Toda la quejumbre filosófico teórica que en el plano político e histórico llenó el siglo XIX dominicano, gira alrededor de esta preocupación fundamental, y son  la constante más definida de la historia dominicana. Es por eso que,  aunque planteada en otros términos, dramáticos y terminales, según sea el caso, la forma clásica de sugerir cualquier proyecto nacional comienza siempre por cuestionar la tenencia de una identidad, cuya aventura espiritual permanece como el habla de una humanidad estrechamente vinculada al azar. No me parece necesario atiborrar con citas conocidas las preocupaciones que la supuesta inviabilidad de la nación dominicana produjo en la historia del pensamiento social de nuestro país, pero el clamor condolido abarcó desde la exclamación medio romántica del arielismo (Santiago Guzmán Espaillat), hasta la pléyade vaporosa de los positivistas (desde Federico García Godoy a Don Américo Lugo, e incluyendo al propio Hostos).  La cultura es, pues, que los políticos liberales dominicanos cambian de naturaleza para mantenerse en el poder, y el liberalismo no ha tenido tiempo de construir un  referente sólido que derrote la legitimidad con la que el conservadurismo ha reciclado siempre sus ambiciones.  ¿Acaso no es lo mismo Balaguer vendiéndose como un mesías, salvando la patria del caos; que Leonel Fernández prefigurando el destino de todos, convertido en un ser sobrenatural, para quien la mugre mediaisla que es éste país le resulta tan poca cosa, que es necesario salir continuamente al extranjero  a pregonar sus excelsas cualidades?

Todo es cultura. Pero la historia dominicana camina de espalda a ella.  El centro de mis preocupaciones ha sido el siguiente: ¿Por qué las relaciones de fuerza de la sociedad dominicana no han necesitado nunca de la cultura para legitimar su poder?

Yo no estoy seguro que la problemática de la dominicanidad debiera comenzar por responder este asunto.

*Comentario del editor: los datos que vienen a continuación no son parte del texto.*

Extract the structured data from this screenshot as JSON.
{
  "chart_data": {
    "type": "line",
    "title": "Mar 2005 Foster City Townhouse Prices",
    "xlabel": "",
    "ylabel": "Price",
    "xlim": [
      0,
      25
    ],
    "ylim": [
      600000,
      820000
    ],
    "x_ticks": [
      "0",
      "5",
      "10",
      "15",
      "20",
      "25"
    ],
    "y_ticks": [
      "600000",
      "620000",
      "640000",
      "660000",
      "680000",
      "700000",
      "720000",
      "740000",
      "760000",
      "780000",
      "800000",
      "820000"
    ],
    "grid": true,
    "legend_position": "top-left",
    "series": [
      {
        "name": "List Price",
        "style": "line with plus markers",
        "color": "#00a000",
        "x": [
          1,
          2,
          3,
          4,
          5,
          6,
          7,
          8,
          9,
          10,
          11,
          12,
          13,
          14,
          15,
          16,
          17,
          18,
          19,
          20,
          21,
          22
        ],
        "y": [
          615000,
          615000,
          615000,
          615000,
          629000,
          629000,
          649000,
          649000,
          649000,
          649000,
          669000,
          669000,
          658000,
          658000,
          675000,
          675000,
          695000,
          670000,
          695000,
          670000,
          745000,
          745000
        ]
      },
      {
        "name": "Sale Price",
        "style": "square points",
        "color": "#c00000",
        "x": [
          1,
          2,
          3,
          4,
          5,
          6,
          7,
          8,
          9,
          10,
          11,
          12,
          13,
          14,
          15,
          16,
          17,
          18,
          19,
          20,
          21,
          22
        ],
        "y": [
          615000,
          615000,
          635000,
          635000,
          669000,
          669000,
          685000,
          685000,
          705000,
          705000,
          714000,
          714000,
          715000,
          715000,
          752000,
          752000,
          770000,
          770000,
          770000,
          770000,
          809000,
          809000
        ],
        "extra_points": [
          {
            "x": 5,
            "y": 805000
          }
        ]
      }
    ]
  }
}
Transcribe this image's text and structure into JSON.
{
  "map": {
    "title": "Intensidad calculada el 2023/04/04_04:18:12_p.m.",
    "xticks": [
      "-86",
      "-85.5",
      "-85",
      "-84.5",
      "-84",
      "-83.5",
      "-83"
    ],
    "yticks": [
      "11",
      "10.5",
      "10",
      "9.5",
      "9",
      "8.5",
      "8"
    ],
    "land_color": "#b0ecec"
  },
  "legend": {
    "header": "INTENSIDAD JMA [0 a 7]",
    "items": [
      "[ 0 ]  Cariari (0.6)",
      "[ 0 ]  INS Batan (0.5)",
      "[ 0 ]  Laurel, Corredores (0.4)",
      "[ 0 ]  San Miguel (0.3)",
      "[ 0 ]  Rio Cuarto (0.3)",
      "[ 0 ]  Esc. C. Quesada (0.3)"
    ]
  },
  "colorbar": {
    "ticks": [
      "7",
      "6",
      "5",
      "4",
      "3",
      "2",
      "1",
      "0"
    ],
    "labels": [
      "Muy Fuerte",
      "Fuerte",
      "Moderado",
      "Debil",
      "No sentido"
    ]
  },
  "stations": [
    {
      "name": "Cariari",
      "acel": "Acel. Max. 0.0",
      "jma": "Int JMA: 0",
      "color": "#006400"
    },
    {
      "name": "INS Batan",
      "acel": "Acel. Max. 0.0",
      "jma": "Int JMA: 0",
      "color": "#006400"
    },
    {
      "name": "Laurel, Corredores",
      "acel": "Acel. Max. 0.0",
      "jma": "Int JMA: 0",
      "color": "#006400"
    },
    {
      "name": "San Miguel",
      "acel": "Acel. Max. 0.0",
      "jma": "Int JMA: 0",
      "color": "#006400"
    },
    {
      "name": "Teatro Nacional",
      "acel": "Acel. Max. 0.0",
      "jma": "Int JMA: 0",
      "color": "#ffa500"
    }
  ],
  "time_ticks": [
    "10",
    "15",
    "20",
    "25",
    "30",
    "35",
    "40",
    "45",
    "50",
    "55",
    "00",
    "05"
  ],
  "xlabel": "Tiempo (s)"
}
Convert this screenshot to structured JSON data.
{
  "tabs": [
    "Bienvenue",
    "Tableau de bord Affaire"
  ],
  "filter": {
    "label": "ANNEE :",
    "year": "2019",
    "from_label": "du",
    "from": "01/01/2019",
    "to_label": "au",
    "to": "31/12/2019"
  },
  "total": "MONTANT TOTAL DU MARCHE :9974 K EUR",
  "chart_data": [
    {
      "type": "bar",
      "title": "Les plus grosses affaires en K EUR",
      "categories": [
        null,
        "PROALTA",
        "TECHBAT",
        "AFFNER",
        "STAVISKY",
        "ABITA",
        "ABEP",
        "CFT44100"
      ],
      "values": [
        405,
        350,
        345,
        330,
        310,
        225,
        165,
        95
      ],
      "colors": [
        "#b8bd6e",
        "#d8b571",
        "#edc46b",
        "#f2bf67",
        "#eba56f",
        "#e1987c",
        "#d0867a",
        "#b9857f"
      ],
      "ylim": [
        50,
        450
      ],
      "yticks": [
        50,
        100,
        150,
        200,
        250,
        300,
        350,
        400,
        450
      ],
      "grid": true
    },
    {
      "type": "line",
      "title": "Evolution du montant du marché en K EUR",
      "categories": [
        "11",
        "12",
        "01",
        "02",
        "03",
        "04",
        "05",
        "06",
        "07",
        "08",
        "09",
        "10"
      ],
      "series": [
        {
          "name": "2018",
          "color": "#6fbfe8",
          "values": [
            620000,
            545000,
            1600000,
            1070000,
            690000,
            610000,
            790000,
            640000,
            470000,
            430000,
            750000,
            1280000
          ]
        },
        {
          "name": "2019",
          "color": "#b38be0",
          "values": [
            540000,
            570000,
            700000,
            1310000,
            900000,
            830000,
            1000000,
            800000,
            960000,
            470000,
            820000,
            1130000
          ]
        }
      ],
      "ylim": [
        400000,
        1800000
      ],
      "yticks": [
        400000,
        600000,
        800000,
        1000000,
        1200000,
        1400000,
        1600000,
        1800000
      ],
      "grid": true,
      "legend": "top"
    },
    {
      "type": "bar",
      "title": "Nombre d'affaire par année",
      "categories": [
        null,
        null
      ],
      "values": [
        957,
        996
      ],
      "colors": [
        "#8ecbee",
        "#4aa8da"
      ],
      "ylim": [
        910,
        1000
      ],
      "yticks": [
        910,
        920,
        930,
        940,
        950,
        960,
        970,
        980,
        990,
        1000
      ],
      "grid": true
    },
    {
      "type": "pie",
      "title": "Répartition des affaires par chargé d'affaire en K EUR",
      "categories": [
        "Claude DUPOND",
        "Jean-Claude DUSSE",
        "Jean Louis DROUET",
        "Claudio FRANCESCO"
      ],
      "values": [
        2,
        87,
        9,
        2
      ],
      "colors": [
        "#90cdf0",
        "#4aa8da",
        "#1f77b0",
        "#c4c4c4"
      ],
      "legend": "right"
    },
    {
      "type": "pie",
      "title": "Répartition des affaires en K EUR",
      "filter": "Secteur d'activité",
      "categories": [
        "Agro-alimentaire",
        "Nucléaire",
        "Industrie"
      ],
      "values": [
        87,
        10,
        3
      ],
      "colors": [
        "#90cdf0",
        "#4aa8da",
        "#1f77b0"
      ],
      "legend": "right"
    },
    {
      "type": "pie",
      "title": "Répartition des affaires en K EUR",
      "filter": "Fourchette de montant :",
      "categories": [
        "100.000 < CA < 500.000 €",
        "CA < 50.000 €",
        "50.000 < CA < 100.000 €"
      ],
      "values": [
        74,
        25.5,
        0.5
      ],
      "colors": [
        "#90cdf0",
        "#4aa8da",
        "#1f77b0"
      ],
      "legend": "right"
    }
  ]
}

Ello no atañe a la globalización que se vive hoy día. Pero si  en medio de la planetarización hay infinidad de guerras nacionalistas, tal vez nosotros tenemos derecho, a estas alturas, a hacernos semejante pregunta. Porque vivimos el espectáculo de la práctica política como si estuviéramos en el siglo XIX,  porque ciertamente no hemos salido del siglo XIX desde el punto de vista institucional,  y porque nuestros “líderes” han fracasado en organizar una sociedad institucionalizada, más justa y habitable para sus integrantes.  Quizás por ello, las relaciones de fuerza de la sociedad dominicana no han necesitado nunca de la cultura para legitimarse. Quizás por ello, también, pensamiento y palabra en nuestro país andan por mundos diferentes.